Sporotrichosis is an emerging fungal infection which has been a cause of growing concern in Brazil since the late 1990s. Now, it represents the most prevalent and most widely distributed implantation mycosis globally. In Manaus, Amazonas State, surveillance data recorded 4301 confirmed cases between August 2020 and December 2023, including 3403 animal cases (99.6% in cats) and 898 human cases, with cases reported across all districts of the city. During this period, human cases doubled and animal cases quadrupled, with a clear spatial association between animal and human cases [29]. These findings highlight an urgent need for coordinated veterinary and municipal monitoring programs to enable early detection, improve epidemiological mapping, and support targeted interventions to reduce transmission to humans. Although transmission of S. brasiliensis in Manaus is primarily linked to direct contact with infected cats, the possibility of indirect or nosocomial transmission should also be further investigated. Recent reports highlight environmental contamination in veterinary clinics and fomites as potential sources of infection, suggesting a need for strict biosafety measures [6].
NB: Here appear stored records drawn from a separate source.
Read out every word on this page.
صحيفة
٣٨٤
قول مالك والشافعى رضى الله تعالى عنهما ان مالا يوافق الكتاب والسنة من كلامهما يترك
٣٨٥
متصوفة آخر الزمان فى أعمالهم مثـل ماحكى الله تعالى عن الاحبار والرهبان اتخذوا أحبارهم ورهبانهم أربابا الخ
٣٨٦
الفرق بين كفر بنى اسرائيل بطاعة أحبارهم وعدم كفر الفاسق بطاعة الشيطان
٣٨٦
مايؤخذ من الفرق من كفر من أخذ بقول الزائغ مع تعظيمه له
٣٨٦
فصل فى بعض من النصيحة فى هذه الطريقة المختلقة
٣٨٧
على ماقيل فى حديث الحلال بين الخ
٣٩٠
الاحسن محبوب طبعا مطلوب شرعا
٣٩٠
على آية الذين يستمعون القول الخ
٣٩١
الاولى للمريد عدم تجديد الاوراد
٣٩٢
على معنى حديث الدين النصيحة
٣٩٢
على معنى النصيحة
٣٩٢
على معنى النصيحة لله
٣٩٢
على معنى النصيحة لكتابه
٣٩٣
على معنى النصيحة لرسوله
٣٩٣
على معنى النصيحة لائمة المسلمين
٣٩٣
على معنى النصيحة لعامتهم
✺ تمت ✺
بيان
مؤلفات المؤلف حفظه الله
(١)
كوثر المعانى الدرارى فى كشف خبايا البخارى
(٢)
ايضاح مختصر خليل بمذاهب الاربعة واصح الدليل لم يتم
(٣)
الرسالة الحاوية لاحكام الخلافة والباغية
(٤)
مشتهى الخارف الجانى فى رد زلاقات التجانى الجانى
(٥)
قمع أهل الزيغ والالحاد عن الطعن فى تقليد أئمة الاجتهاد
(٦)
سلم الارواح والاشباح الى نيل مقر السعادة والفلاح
This study presents several limitations that should be acknowledged. First, the relatively small number of analyzed isolates restricts the generalizability of the findings and may not fully represent the genetic variability of Sporothrix spp. in the Amazon region. Second, although the phenol–chloroform method proved effective for DNA extraction, its known toxicity limits its applicability in routine clinical settings, highlighting a need for safer alternatives. Third, DNA quality assessment was based solely on yield and purity. Further analyses focusing on DNA integrity and amplification efficiency would strengthen the conclusions. Additionally, only the ITS region was used for molecular identification, which, despite its broad use and database representation, has demonstrated limitations in discriminating closely related species within the Sporothrix complex. The absence of multi-locus approaches using markers such as β-tubulin or calmodulin may have constrained the phylogenetic resolution.

5. Conclusions

This study contributed to the assessment of the ongoing feline sporotrichosis outbreak in the Brazilian Amazon and confirmed S. brasiliensis as the predominant species involved. In particular, it provided details on clinical and epidemiological features of the affected cats, supporting available case definitions. The study’s contributions to the standardization of molecular diagnostic approaches may support regional species identification. In detail, the phenol–chloroform method demonstrated the best DNA extraction efficiency in the conducted comparison, and the ITS1–ITS4 primers were adequate for PCR detection. Although PCR-RFLP showed limited discriminatory power within the Sporothrix genus, phylogenetic analysis based on ITS sequences allowed species identification by clustering within the S. brasiliensis clade. These findings may contribute to the standardization of the molecular diagnosis of S. brasiliensis as well as to the epidemiological surveillance of sporotrichosis in endemic regions, supporting optimized disease prevention and control strategies.